The D.C. Poultry Market is now open seven days a week from 8 a.m. to 6 p.m. and is giving away two free chickens per customer for the first two days that it is open.

“If you go around the neighborhood, this is the cleanest place,” owner Abdul Mused told ALXnow. “We are cleaner than a supermarket. Do you smell any chickens? Of course not.”

Mused says he spent more than $400,000 in rent for the property, which is near a number of pet-related businesses, including the Wholistic Hound Dog Academy, Frolick Dogs, Dogtopia, Pinnacle Pet Spa & More, as well as the Wild Bird Center of Alexandria. A number of those neighbors deluged City Council with letters after their 5-2 approval of a special use permit in 2019, which gave Mused the green light.

Or so he thought.

Neighbors were concerned that the smell of chickens would incense canines at these businesses. Alexandria Circuit Court Judge Lisa Kemler ended up throwing out two cases levied by 10 area citizens and business owners against the city and council for the decision. At the end of the day, Mused reportedly spent $600,000 on interior renovations and $150,000 in legal fees, and says he won’t be opening any new locations in the area anytime soon.

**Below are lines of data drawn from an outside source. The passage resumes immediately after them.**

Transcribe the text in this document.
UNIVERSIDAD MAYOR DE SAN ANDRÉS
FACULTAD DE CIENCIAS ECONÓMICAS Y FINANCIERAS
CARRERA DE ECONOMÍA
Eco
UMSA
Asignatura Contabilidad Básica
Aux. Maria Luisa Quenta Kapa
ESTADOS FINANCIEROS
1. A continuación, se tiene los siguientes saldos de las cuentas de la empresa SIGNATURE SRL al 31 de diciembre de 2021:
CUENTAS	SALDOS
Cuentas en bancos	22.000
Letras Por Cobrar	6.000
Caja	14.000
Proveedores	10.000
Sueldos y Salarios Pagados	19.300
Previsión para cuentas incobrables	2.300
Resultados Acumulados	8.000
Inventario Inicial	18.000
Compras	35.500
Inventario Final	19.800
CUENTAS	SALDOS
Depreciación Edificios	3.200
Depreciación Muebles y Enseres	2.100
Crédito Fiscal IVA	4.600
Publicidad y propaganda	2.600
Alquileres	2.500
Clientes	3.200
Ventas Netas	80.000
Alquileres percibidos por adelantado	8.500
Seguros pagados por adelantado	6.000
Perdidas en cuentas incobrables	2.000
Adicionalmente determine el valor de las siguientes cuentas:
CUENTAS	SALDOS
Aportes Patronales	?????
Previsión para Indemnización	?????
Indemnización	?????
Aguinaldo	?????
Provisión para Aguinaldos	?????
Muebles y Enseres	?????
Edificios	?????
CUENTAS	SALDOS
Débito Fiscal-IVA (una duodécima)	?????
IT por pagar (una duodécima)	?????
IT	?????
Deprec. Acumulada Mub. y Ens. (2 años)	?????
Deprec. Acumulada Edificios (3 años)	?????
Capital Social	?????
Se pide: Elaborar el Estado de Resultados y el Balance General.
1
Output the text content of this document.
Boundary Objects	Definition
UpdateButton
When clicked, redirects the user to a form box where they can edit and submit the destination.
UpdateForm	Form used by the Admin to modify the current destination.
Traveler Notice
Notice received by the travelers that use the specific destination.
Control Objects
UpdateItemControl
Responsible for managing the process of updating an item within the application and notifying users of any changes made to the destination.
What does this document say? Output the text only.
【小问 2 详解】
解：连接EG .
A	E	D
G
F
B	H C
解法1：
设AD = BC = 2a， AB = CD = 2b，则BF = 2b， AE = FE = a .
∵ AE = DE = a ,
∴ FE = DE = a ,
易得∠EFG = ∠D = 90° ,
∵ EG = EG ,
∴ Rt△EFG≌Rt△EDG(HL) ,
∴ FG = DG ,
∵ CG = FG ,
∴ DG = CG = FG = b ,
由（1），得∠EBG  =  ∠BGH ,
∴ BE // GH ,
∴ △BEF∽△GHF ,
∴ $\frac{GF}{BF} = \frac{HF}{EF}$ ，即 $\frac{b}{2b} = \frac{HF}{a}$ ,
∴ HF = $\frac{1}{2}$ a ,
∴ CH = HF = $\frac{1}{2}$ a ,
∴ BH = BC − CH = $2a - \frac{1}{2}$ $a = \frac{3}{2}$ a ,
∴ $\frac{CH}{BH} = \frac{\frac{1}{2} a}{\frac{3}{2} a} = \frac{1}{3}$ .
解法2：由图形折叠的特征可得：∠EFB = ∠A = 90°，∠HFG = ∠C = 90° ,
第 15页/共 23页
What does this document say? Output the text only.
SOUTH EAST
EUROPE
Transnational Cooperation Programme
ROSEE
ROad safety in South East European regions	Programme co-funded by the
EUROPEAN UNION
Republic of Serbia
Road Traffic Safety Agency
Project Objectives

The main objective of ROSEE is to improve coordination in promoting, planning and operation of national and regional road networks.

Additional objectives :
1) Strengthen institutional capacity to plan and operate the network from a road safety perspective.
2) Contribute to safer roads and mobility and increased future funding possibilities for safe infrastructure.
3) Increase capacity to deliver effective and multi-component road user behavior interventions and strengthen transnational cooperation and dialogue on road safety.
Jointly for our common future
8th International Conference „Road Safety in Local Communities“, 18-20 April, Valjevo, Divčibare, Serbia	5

“It’s not worth it for me,” he said. “My plan is to open one-to-two stores a year. I opened four stores while this one was in development, and I’m moving on. My next city is Raleigh, North Carolina.”

Mused, who owns 18 slaughterhouses around the country, was born in Yemen and emigrated to the U.S. in 1997. He started work as a teenager at his father’s corner deli in New York City, and with his brother, Ahmed, opened their first halal slaughterhouse.

“I had two locations by the time I graduated high school,” Mused said, adding some advice to business owners facing adversity. “You need to stick to it, and not everybody can do that. If you give up once you will never succeed again.”

The slaughterhouse will get 300-to-500 chickens in closed box trucks every other day from an Amish community in Lancaster County, Pennsylvania. Customers select a chicken in a steel cage with a number attached to its leg. The customer will get a ticket with the number as the chicken is taken into another room and slaughtered in accordance with Islamic law.

Pork Barrel BBQ in Del Ray took home the first two slaughtered chickens.

“We are honored to cook the most controversial chickens in modern Alexandria history,” Pork Barrel BBQ owner Bill Blackburn said. “Although I’m not sure they are still considered halal after being cooked on equipment that also cooks pork.”